On voit que la Fiancée du Diable renferme plus de morceaux distingués qu’il n’en faudrait pour obtenir un succès durable : les couplets entre Audiol et Gilette, la romance de ténor et le finale du premier acte, dont la stretta ne manque certainement pas de vigueur, un trio ingénieux, un quatuor charmant, un très beau chœur pour voix d’hommes, et les couplets de Mathéo au second acte ; au troisième acte, un duo remarquable pour ténor et soprano, qui produirait un très grand effet, s’il était chanté par des voix franches et naturelles. On pourrait sans doute signaler dans le nouvel ouvrage de M. Massé de nombreuses réminiscences où se trahit la perplexité de sa muse. On y sent l’influence de la manière de M. Auber, celle d’Hérold plus fortement encore, et l’Étoile du Nord de H. Meyerbeer semble aussi avoir eu quelque action sur l’auteur de la Fiancée du Diable ; mais ce sont là moins des imitations véritables que les élémens d’un style qui n’est pas encore formé, et qui flottent un peu à l’aventure, comme les globules d’un sang généreux. M. Massé est jeune, laborieux, noblement ambitieux de se faire un nom durable. Si la Fiancée du Diable n’a pas entièrement touché le but désiré, elle n’en constate pas moins un très grand progrès sur les trois petits ouvrages qui ont fait la réputation de M. Massé.

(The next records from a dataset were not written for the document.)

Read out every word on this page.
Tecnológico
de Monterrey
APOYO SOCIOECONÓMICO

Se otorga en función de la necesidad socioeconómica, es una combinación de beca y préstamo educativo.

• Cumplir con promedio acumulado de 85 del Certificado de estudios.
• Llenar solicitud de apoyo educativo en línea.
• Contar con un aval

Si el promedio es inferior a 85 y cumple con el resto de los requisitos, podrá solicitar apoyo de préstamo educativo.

L’exécution de la Fiancée du Diable est très défectueuse. Ni M. Puget ni Mlle Boulart n’ont la voix et le talent nécessaires pour les rôles qu’on leur a confiés. La pièce est jouée avec entrain par Mlle Lemercier, MM. Sainte-Foy et Couderc ; il n’y a que les chœurs qui chantent véritablement.

Jeunes compositeurs qui voulez régénérer la scène française, laissez donc-là les vieilles ruses de guerre, qui ne trompent et n’amusent plus personne ; adressez-vous aux vrais poètes, car il vaut mieux un rayon de poésie dans un drame lyrique que toutes les finesses de Voltaire !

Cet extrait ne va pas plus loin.